At a time when wooden barrels existed as the popular means through which to transport flour, Judson Moss Bemis (1833-1921) demonstrated deft innovation by producing cotton bags that could carry the fluor. As wooden barrels grew increasingly expensive during the latter half of the 19th century, the popularity of Bemis' increased and eventually led to the creation of Bemis Bro & Co. in 1871.
The mechanization and industrialization that grew after the Civil War -- the dawn of the Industrial Revolution -- dramatically changed the milling industry, especially by the 1880s and 1890s, and this included the milling of wheat and grains. The introduction of chilled steel rolls used in grinding wheat allowed for expanded and quicker flour production at a lower cost.
In 1882, eleven years after partnering with his brother in Boston, who aided in the handling of financial and business matters, Bemis opened his first branch factory in Minneapolis. It was there that advancements in milling technology showed the most promise.
Five years later, Bemis opened the Omaha location, not for its milling culture but because of its ever-growing strength as a railroad town -- a hub that efficiently (and economically) allowed for the transport of goods from California to Chicago and onto New York. As well, the Omaha location strategically allowed Bemis, Bro & Co. to compete with its competitor who had set up shop in Kansas City.

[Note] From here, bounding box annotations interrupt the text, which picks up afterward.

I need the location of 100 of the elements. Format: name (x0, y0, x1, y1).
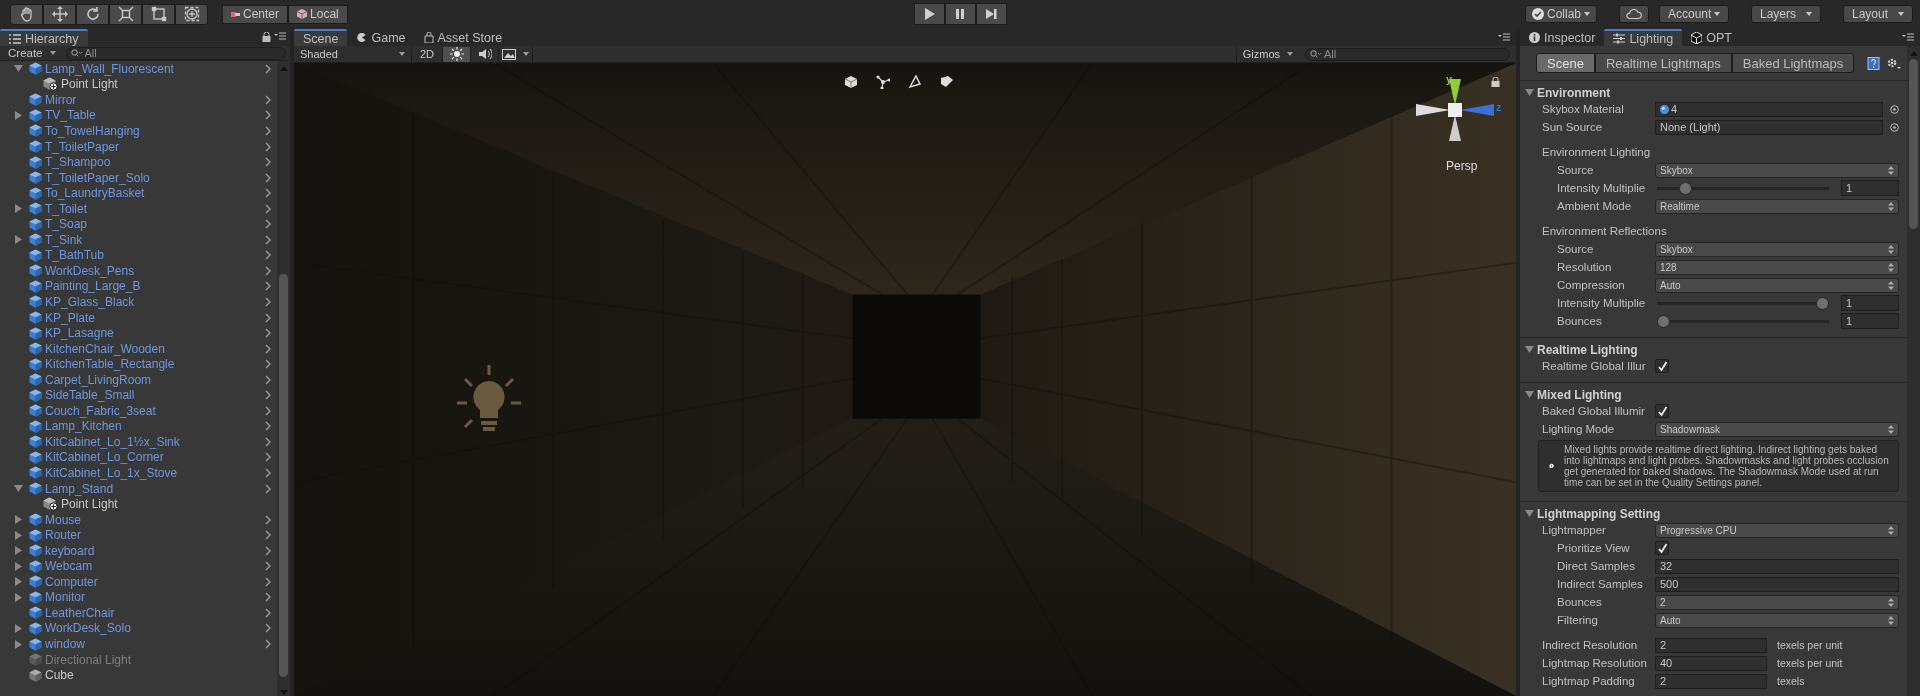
collapsed-arrow-icon[interactable] (14, 204, 23, 214)
chevron-icon[interactable] (265, 390, 271, 401)
chevron-icon[interactable] (265, 203, 271, 214)
chevron-icon[interactable] (265, 592, 271, 603)
chevron-icon[interactable] (265, 219, 271, 230)
hierarchy-item[interactable]: KitchenTable_Rectangle (45, 357, 175, 372)
hierarchy-item[interactable]: Cube (45, 668, 74, 683)
collab-dropdown[interactable]: Collab (1524, 5, 1597, 23)
checkbox[interactable] (1655, 404, 1669, 418)
scene-lighting-toggle[interactable] (443, 46, 472, 62)
checkbox[interactable] (1655, 359, 1669, 373)
hierarchy-item[interactable]: To_TowelHanging (45, 123, 140, 138)
hierarchy-item[interactable]: Painting_Large_B (45, 279, 141, 294)
dropdown[interactable]: Skybox (1655, 162, 1899, 178)
hierarchy-item[interactable]: KP_Plate (45, 310, 96, 325)
rect-tool-tool-button[interactable] (142, 3, 175, 25)
shading-mode-dropdown[interactable]: Shaded (294, 46, 412, 62)
chevron-icon[interactable] (265, 94, 271, 105)
text-field[interactable]: 40 (1655, 655, 1767, 671)
lock-icon[interactable] (1491, 77, 1500, 87)
chevron-icon[interactable] (265, 576, 271, 587)
hierarchy-item[interactable]: KP_Glass_Black (45, 294, 135, 309)
hierarchy-item[interactable]: Computer (45, 574, 98, 589)
panel-tab[interactable]: Game (347, 29, 415, 46)
text-field[interactable]: 2 (1655, 637, 1767, 653)
chevron-icon[interactable] (265, 436, 271, 447)
pause-button[interactable] (944, 3, 976, 25)
hand-tool-button[interactable] (10, 3, 43, 25)
hierarchy-item[interactable]: WorkDesk_Solo (45, 621, 131, 636)
chevron-icon[interactable] (265, 312, 271, 323)
dropdown[interactable]: Auto (1655, 277, 1899, 293)
dropdown[interactable]: Shadowmask (1655, 421, 1899, 437)
menu-dropdown[interactable]: Layers (1751, 5, 1821, 23)
panel-tab[interactable]: Scene (294, 29, 348, 46)
chevron-icon[interactable] (265, 141, 271, 152)
pen-icon[interactable] (908, 75, 922, 89)
chevron-icon[interactable] (265, 125, 271, 136)
chevron-icon[interactable] (265, 545, 271, 556)
hierarchy-item[interactable]: T_Soap (45, 217, 88, 232)
hierarchy-tab[interactable]: Hierarchy (0, 29, 88, 46)
dropdown[interactable]: Realtime (1655, 198, 1899, 214)
hierarchy-item[interactable]: Router (45, 528, 82, 543)
lighting-subtab[interactable]: Scene (1536, 53, 1595, 73)
collapsed-arrow-icon[interactable] (14, 561, 23, 571)
chevron-icon[interactable] (265, 468, 271, 478)
chevron-icon[interactable] (265, 561, 271, 572)
collapsed-arrow-icon[interactable] (14, 592, 23, 602)
lock-icon[interactable] (262, 32, 271, 42)
projection-label[interactable]: Persp (1446, 159, 1478, 173)
number-field[interactable]: 1 (1841, 313, 1899, 329)
hierarchy-item[interactable]: T_ToiletPaper (45, 139, 120, 154)
dropdown[interactable]: 128 (1655, 259, 1899, 275)
hierarchy-item[interactable]: WorkDesk_Pens (45, 263, 135, 278)
panel-tab[interactable]: Lighting (1604, 29, 1683, 46)
effects-dropdown[interactable] (499, 46, 534, 62)
play-button[interactable] (913, 3, 945, 25)
hierarchy-item[interactable]: LeatherChair (45, 605, 115, 620)
section-header[interactable]: Mixed Lighting (1520, 387, 1907, 402)
menu-icon[interactable] (274, 32, 286, 40)
chevron-icon[interactable] (265, 421, 271, 432)
collapsed-arrow-icon[interactable] (14, 110, 23, 120)
hierarchy-item[interactable]: Point Light (61, 77, 118, 92)
hierarchy-item[interactable]: window (45, 637, 86, 651)
create-dropdown[interactable]: Create (4, 46, 60, 60)
lighting-subtab[interactable]: Baked Lightmaps (1731, 53, 1855, 73)
help-book-icon[interactable] (1867, 56, 1880, 70)
collapsed-arrow-icon[interactable] (14, 546, 23, 556)
chevron-icon[interactable] (265, 328, 271, 339)
chevron-icon[interactable] (265, 63, 271, 74)
nodes-icon[interactable] (876, 75, 890, 89)
chevron-icon[interactable] (265, 281, 271, 292)
menu-icon[interactable] (1902, 33, 1914, 41)
hierarchy-item[interactable]: Mouse (45, 512, 82, 527)
hierarchy-item[interactable]: To_LaundryBasket (45, 186, 145, 201)
hierarchy-item[interactable]: Lamp_Kitchen (45, 419, 122, 434)
hierarchy-item[interactable]: KitCabinet_Lo_1½x_Sink (45, 434, 180, 449)
panel-tab[interactable]: Inspector (1520, 29, 1605, 46)
chevron-icon[interactable] (265, 623, 271, 634)
hierarchy-item[interactable]: KitCabinet_Lo_Corner (45, 450, 164, 465)
hierarchy-item[interactable]: T_Sink (45, 232, 83, 247)
chevron-icon[interactable] (265, 483, 271, 494)
section-header[interactable]: Environment (1520, 85, 1907, 100)
chevron-icon[interactable] (265, 530, 271, 541)
number-field[interactable]: 1 (1841, 295, 1899, 311)
dropdown[interactable]: Auto (1655, 612, 1899, 628)
menu-dropdown[interactable]: Layout (1843, 5, 1913, 23)
menu-icon[interactable] (1498, 33, 1510, 41)
hierarchy-item[interactable]: Monitor (45, 590, 85, 605)
hierarchy-item[interactable]: Carpet_LivingRoom (45, 372, 152, 387)
chevron-icon[interactable] (265, 405, 271, 416)
hierarchy-item[interactable]: Point Light (61, 497, 118, 512)
chevron-icon[interactable] (265, 514, 271, 525)
slider-thumb[interactable] (1816, 296, 1829, 310)
text-field[interactable]: 2 (1655, 673, 1767, 689)
chevron-icon[interactable] (265, 296, 271, 307)
collapsed-arrow-icon[interactable] (14, 530, 23, 540)
section-header[interactable]: Realtime Lighting (1520, 342, 1907, 357)
slider-thumb[interactable] (1657, 314, 1670, 328)
chevron-icon[interactable] (265, 607, 271, 618)
step-button[interactable] (975, 3, 1007, 25)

The Omaha branch initially employed sixty persons who manufactured burlap and cotton bags and dealt in grain bags and twine. The company's success led to two large additions to the Omaha location between 1898 and 1902; Nationally, the Bemis Company operated six factories and by the early 20th century managed foreign investments, too. Bemis also created a company town referred to as Bemis, Tennessee. The Bemis Company occupied the Omaha branch buildings until 1978 when it moved to new quarters.
The Bemis Bag Building stands as a monument of Gilded Age entrepreneurship and the resultant popularity of large warehouses, factories, and railroad-town industrial neighborhoods. Subsequently, the era gave birth to a rise in warehouse architecture, developed in Chicago and New York, that involved form over function with minimal ornamentation.